The high cost of oil, and its effects on the economy have contributed to energy becoming the number one issue of this election. The high price has had an impact on everything from food prices to the health of the airline industry, and is clearly becoming a major restraint on economic growth. Most people have correctly identified at least one party of the problem, but few, if any, have put forward proposals to combat all factors. While the Democrats have [correctly] pointed to market speculators as a key reason, they have also been unwilling to act against the speculative market – at least not without throwing in a bill-killer like additional taxes on the oil companies. Republicans have been pushing for additional drilling and refining capacity, which will help to provide a reliable supply, but may not do much to lower the price if speculators choose to ignore the increase. Solving the energy crisis requires a complete strategy to lower oil prices, ensure a steady and cheap supply of oil, and eventually transition to a cheaper, more local energy source. To accomplish this, the Federal government needs to adopt a five step plan:
Step One – Open the SPRs: America Strategic Petroleum Reserves are virtually full, holding over 700 million barrels of oil. Despite the lack of any shortage of oil on the global market, one of the things supposedly driving up the cost is uncertainty over the the reliability of supplies from certain areas, particularly Nigeria. By promising to cover for any shortage on the market caused by a supply disruption, and by getting other countries to agree to do the same (other nations, including Japan, also maintain large reserves), we could eliminate one of the biggest factors – fear of a shortage – from driving up prices.
Step two – drill:In addition to promising to cover for any shortage caused by a supply disruption, we also need to increase the actual supply.

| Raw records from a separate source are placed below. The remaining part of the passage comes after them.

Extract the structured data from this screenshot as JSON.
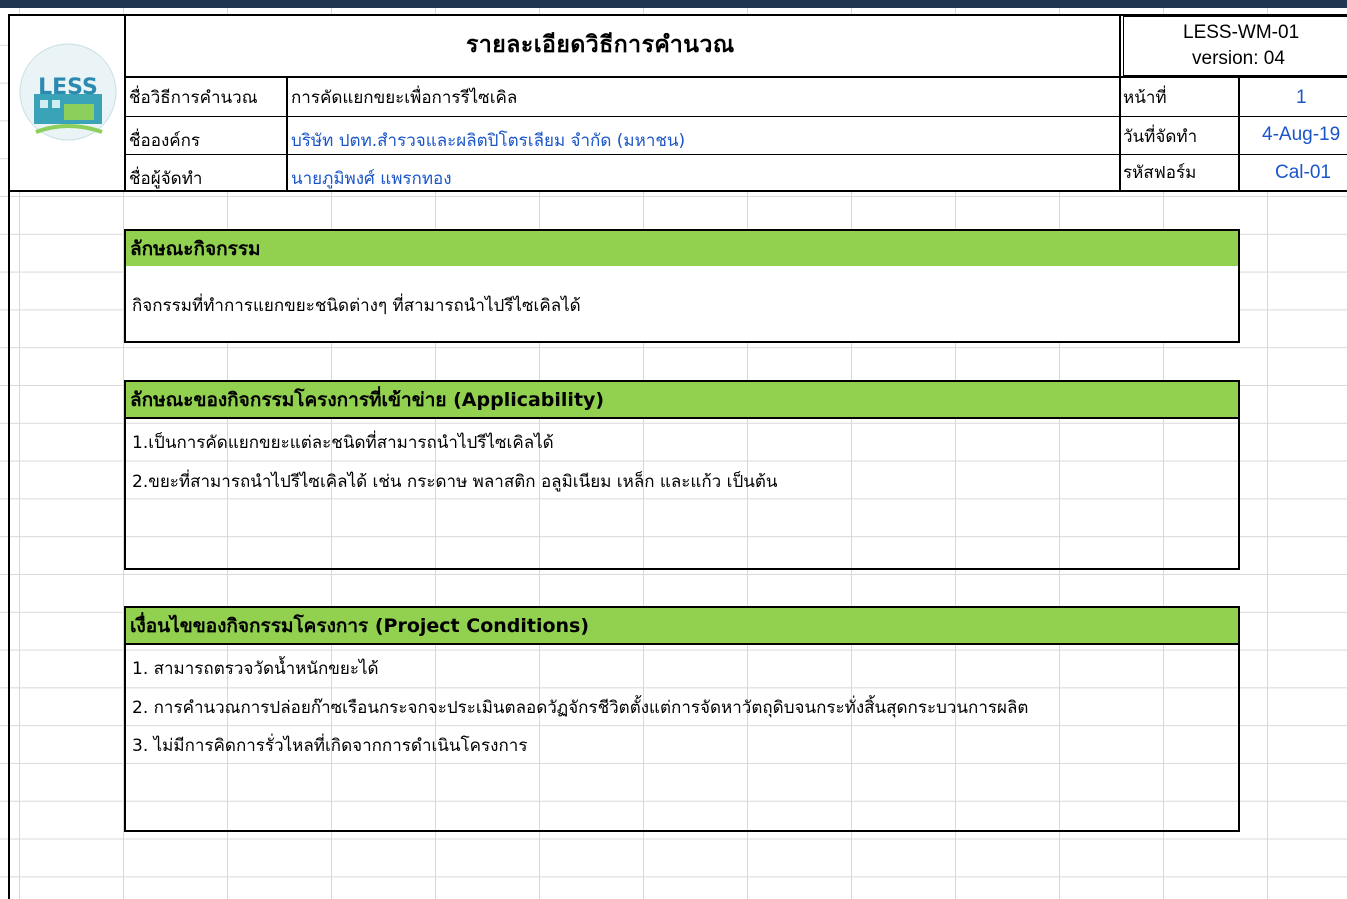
{
  "header": {
    "title": "รายละเอียดวิธีการคำนวณ",
    "doc_code": "LESS-WM-01",
    "version": "version: 04",
    "logo_text": "LESS",
    "method_label": "ชื่อวิธีการคำนวณ",
    "method_value": "การคัดแยกขยะเพื่อการรีไซเคิล",
    "org_label": "ชื่อองค์กร",
    "org_value": "บริษัท ปตท.สำรวจและผลิตปิโตรเลียม จำกัด (มหาชน)",
    "author_label": "ชื่อผู้จัดทำ",
    "author_value": "นายภูมิพงศ์ แพรกทอง",
    "page_label": "หน้าที่",
    "page_value": "1",
    "date_label": "วันที่จัดทำ",
    "date_value": "4-Aug-19",
    "form_label": "รหัสฟอร์ม",
    "form_value": "Cal-01"
  },
  "section1": {
    "heading": "ลักษณะกิจกรรม",
    "lines": [
      "กิจกรรมที่ทำการแยกขยะชนิดต่างๆ ที่สามารถนำไปรีไซเคิลได้"
    ]
  },
  "section2": {
    "heading": "ลักษณะของกิจกรรมโครงการที่เข้าข่าย (Applicability)",
    "lines": [
      "1.เป็นการคัดแยกขยะแต่ละชนิดที่สามารถนำไปรีไซเคิลได้",
      "2.ขยะที่สามารถนำไปรีไซเคิลได้ เช่น กระดาษ พลาสติก อลูมิเนียม เหล็ก และแก้ว เป็นต้น"
    ]
  },
  "section3": {
    "heading": "เงื่อนไขของกิจกรรมโครงการ (Project Conditions)",
    "lines": [
      "1. สามารถตรวจวัดน้ำหนักขยะได้",
      "2. การคำนวณการปล่อยก๊าซเรือนกระจกจะประเมินตลอดวัฏจักรชีวิตตั้งแต่การจัดหาวัตถุดิบจนกระทั่งสิ้นสุดกระบวนการผลิต",
      "3. ไม่มีการคิดการรั่วไหลที่เกิดจากการดำเนินโครงการ"
    ]
  },
  "colors": {
    "section_header_bg": "#92d050",
    "link_blue": "#1a56c9",
    "top_bar": "#1f3550"
  }
}
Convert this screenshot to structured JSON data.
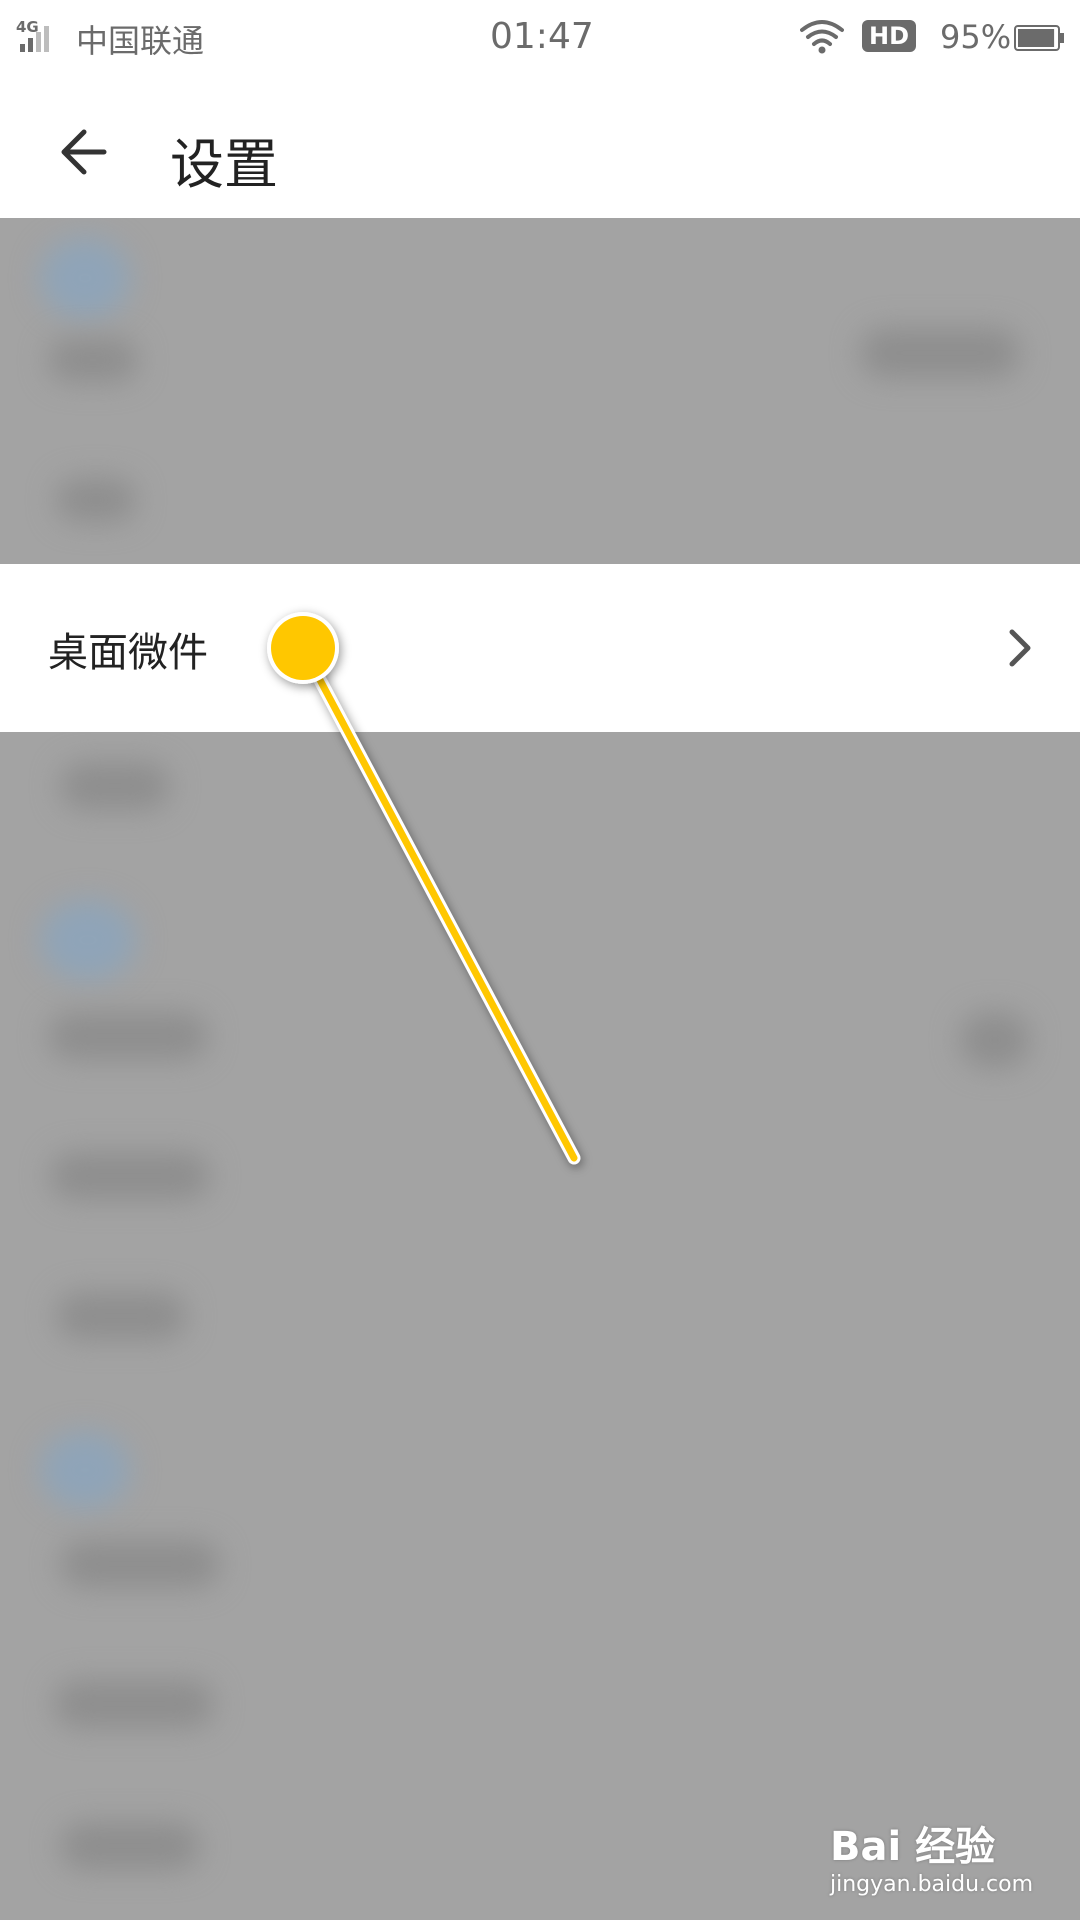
{
  "status_bar": {
    "network": "4G",
    "carrier": "中国联通",
    "time": "01:47",
    "hd_badge": "HD",
    "battery_percent": "95%",
    "battery_level": 0.95,
    "icons": [
      "signal-icon",
      "wifi-icon",
      "battery-icon"
    ]
  },
  "header": {
    "back_icon": "arrow-left-icon",
    "title": "设置"
  },
  "highlighted_item": {
    "label": "桌面微件",
    "chevron_icon": "chevron-right-icon"
  },
  "annotation": {
    "pointer_color": "#FFC700"
  },
  "watermark": {
    "logo_text": "Bai 经验",
    "url": "jingyan.baidu.com"
  },
  "colors": {
    "overlay_gray": "#A3A3A3",
    "text_dark": "#222222",
    "status_gray": "#6B6B6B"
  }
}
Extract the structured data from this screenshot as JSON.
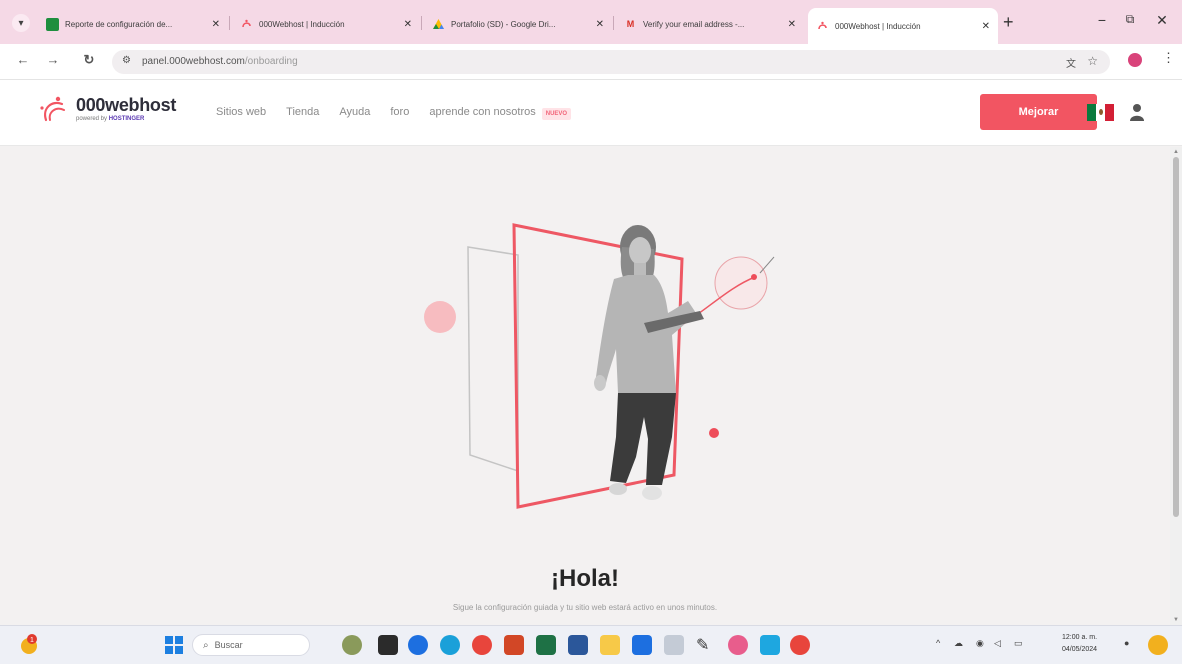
{
  "browser": {
    "tabs": [
      {
        "title": "Reporte de configuración de...",
        "favicon": "sheets-icon",
        "color": "#1e8e3e"
      },
      {
        "title": "000Webhost | Inducción",
        "favicon": "webhost-icon",
        "color": "#f25562"
      },
      {
        "title": "Portafolio (SD) - Google Dri...",
        "favicon": "drive-icon",
        "color": "#fbbc04"
      },
      {
        "title": "Verify your email address -...",
        "favicon": "gmail-icon",
        "color": "#d93025"
      },
      {
        "title": "000Webhost | Inducción",
        "favicon": "webhost-icon",
        "color": "#f25562"
      }
    ],
    "active_tab_index": 4,
    "url_host": "panel.000webhost.com",
    "url_path": "/onboarding"
  },
  "site": {
    "logo_name": "000webhost",
    "logo_powered": "powered by",
    "logo_partner": "HOSTINGER",
    "nav": [
      "Sitios web",
      "Tienda",
      "Ayuda",
      "foro",
      "aprende con nosotros"
    ],
    "nav_badge": "NUEVO",
    "upgrade_label": "Mejorar",
    "accent_color": "#f25562"
  },
  "main": {
    "greeting": "¡Hola!",
    "subtitle": "Sigue la configuración guiada y tu sitio web estará activo en unos minutos."
  },
  "taskbar": {
    "search_placeholder": "Buscar",
    "time": "12:00 a. m.",
    "date": "04/05/2024",
    "notification_count": "1"
  }
}
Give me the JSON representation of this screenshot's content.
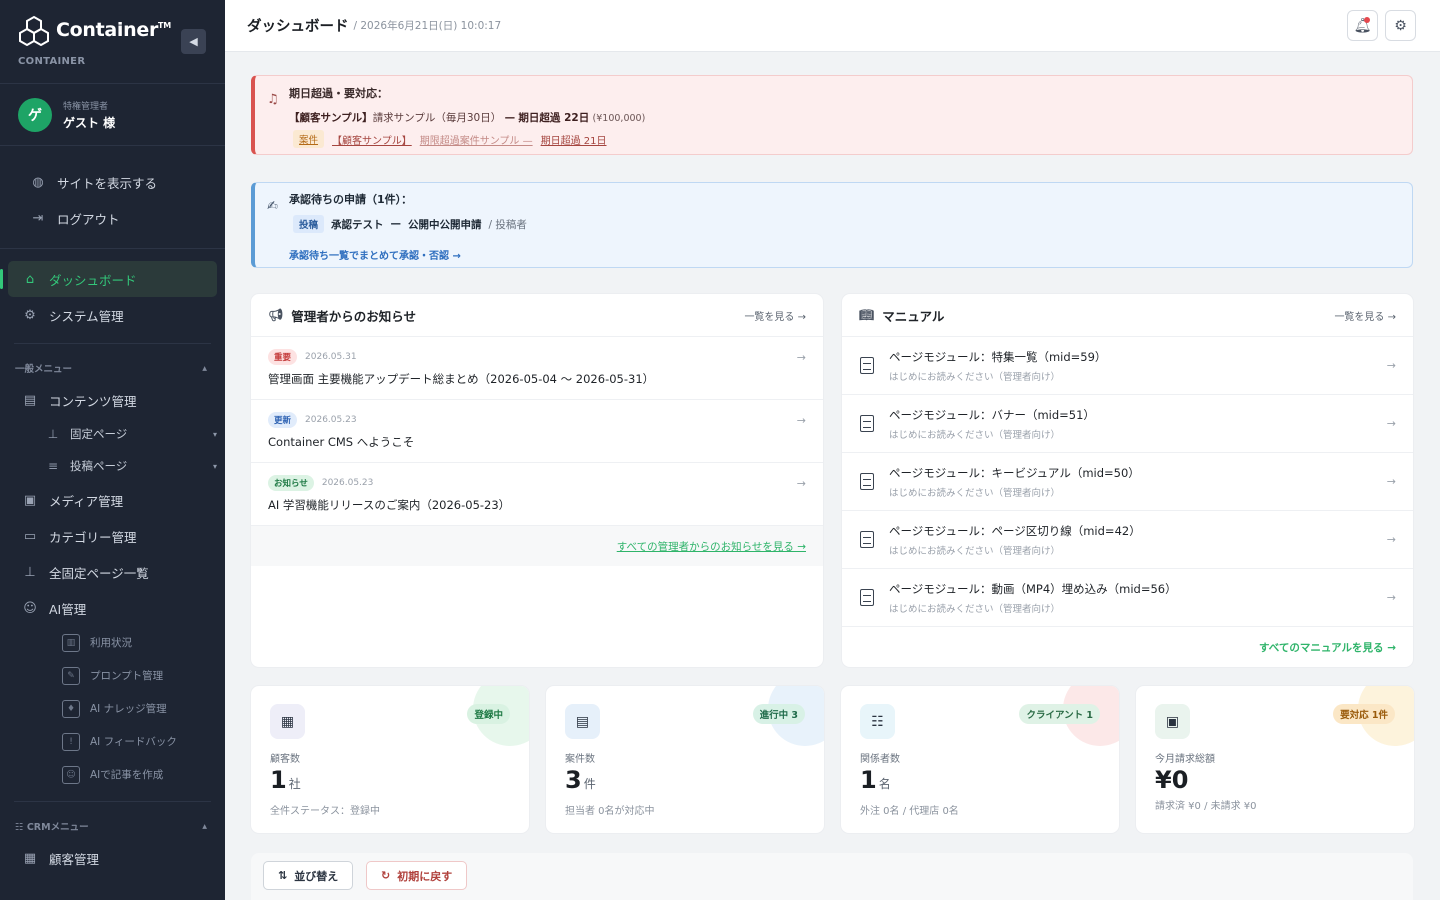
{
  "sidebar": {
    "brand": "Container",
    "brand_tm": "TM",
    "brand_sub": "CONTAINER",
    "collapse_icon": "◀",
    "user": {
      "avatar": "ゲ",
      "role": "特権管理者",
      "name": "ゲスト 様"
    },
    "top_items": [
      {
        "label": "サイトを表示する",
        "icon": "globe-icon"
      },
      {
        "label": "ログアウト",
        "icon": "logout-icon"
      }
    ],
    "main_items": [
      {
        "label": "ダッシュボード",
        "icon": "home-icon",
        "active": true
      },
      {
        "label": "システム管理",
        "icon": "system-settings-icon"
      }
    ],
    "general_menu_label": "一般メニュー",
    "general_items": {
      "content": "コンテンツ管理",
      "fixed_pages": "固定ページ",
      "post_pages": "投稿ページ",
      "media": "メディア管理",
      "category": "カテゴリー管理",
      "all_fixed": "全固定ページ一覧",
      "ai": "AI管理"
    },
    "ai_items": [
      "利用状況",
      "プロンプト管理",
      "AI ナレッジ管理",
      "AI フィードバック",
      "AIで記事を作成"
    ],
    "crm_menu_label": "CRMメニュー",
    "crm_items": [
      "顧客管理"
    ]
  },
  "topbar": {
    "title": "ダッシュボード",
    "date": "/ 2026年6月21日(日) 10:0:17"
  },
  "alert_overdue": {
    "title": "期日超過・要対応：",
    "line1_customer": "【顧客サンプル】",
    "line1_text": "請求サンプル（毎月30日）",
    "line1_sep": "—",
    "line1_status": "期日超過 22日",
    "line1_amount": "(¥100,000)",
    "tag": "案件",
    "line2_customer": "【顧客サンプル】",
    "line2_text": "期限超過案件サンプル —",
    "line2_status": "期日超過 21日"
  },
  "alert_approval": {
    "title": "承認待ちの申請（1件）：",
    "tag": "投稿",
    "item": "承認テスト",
    "sep": "—",
    "status": "公開中公開申請",
    "role": "/ 投稿者",
    "link": "承認待ち一覧でまとめて承認・否認 →"
  },
  "news": {
    "title": "管理者からのお知らせ",
    "more": "一覧を見る →",
    "items": [
      {
        "tag": "重要",
        "date": "2026.05.31",
        "title": "管理画面 主要機能アップデート総まとめ（2026-05-04 〜 2026-05-31）"
      },
      {
        "tag": "更新",
        "date": "2026.05.23",
        "title": "Container CMS へようこそ"
      },
      {
        "tag": "お知らせ",
        "date": "2026.05.23",
        "title": "AI 学習機能リリースのご案内（2026-05-23）"
      }
    ],
    "footer": "すべての管理者からのお知らせを見る →"
  },
  "manual": {
    "title": "マニュアル",
    "more": "一覧を見る →",
    "items": [
      {
        "title": "ページモジュール：特集一覧（mid=59）",
        "sub": "はじめにお読みください（管理者向け）"
      },
      {
        "title": "ページモジュール：バナー（mid=51）",
        "sub": "はじめにお読みください（管理者向け）"
      },
      {
        "title": "ページモジュール：キービジュアル（mid=50）",
        "sub": "はじめにお読みください（管理者向け）"
      },
      {
        "title": "ページモジュール：ページ区切り線（mid=42）",
        "sub": "はじめにお読みください（管理者向け）"
      },
      {
        "title": "ページモジュール：動画（MP4）埋め込み（mid=56）",
        "sub": "はじめにお読みください（管理者向け）"
      }
    ],
    "footer": "すべてのマニュアルを見る →"
  },
  "stats": [
    {
      "label": "顧客数",
      "value": "1",
      "unit": "社",
      "badge": "登録中",
      "foot": "全件ステータス：登録中",
      "icon": "building-icon"
    },
    {
      "label": "案件数",
      "value": "3",
      "unit": "件",
      "badge": "進行中 3",
      "foot": "担当者 0名が対応中",
      "icon": "clipboard-icon"
    },
    {
      "label": "関係者数",
      "value": "1",
      "unit": "名",
      "badge": "クライアント 1",
      "foot": "外注 0名 / 代理店 0名",
      "icon": "people-icon"
    },
    {
      "label": "今月請求総額",
      "value": "¥0",
      "unit": "",
      "badge": "要対応 1件",
      "foot": "請求済 ¥0 / 未請求 ¥0",
      "icon": "money-icon"
    }
  ],
  "toolbar": {
    "sort": "並び替え",
    "reset": "初期に戻す"
  }
}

This includes drilling in North Dakota, using the tar sands and the oil shale, and drilling off the U.S. coast and in ANWR. This could, once its fully developed, provide more than a million barrels of oil per day.
Step three – increase refining capacity: This is pretty simple. Even if we could double our oil production, it would do very little to lower prices unless it was actually refined into something useful, like gasoline.
Step four – limit speculative trading of oil: Tight supply aside, the biggest factor behind high oil prices is speculative trading of oil futures. While supply is a factor behind the speculation, much of it is simply people trying to make a buck by jumping into the newest market bubble – and I’m fine with that, except that their gain is slowing the economy, cramping the budgets of American consumers, driving up food prices, and putting people out of work. There was just testimony given on Capitol Hill that stated that, by limiting who, how, and how much can be traded in the oil markets, the price per bbl could drop by 50%, which, in turn, could drop gas to near the $2 level.
In the long term, we need to find a better way to set the price of oil, perhaps by allowing OPEC to set the price (as they did in the past), or by permitting the oil companies to charge what they want, by factoring in taxes, cost of production, etc. There are also other options, though they could be more complicated than either of the things I just mentioned.
Step five – find a cheap alternative: Oil is a limited resource – though not nearly as limited as the Democrats claim. At some point in the future, there is going to be a need for an alternative energy source. The requirements should be that it is cheap, efficient, and easy to transport and produce (on U.S. soil). There are several potential sources, though the most promising is probably biofuels, because there are several things that petroleum is used for that can’t be accomplished with hydrogen or electricity. Corn, unfortunately, has not shown itself to be a very good option, though other sources, including sugar cane and algae, though it still has a long way to go before it can be used as an effective alternative.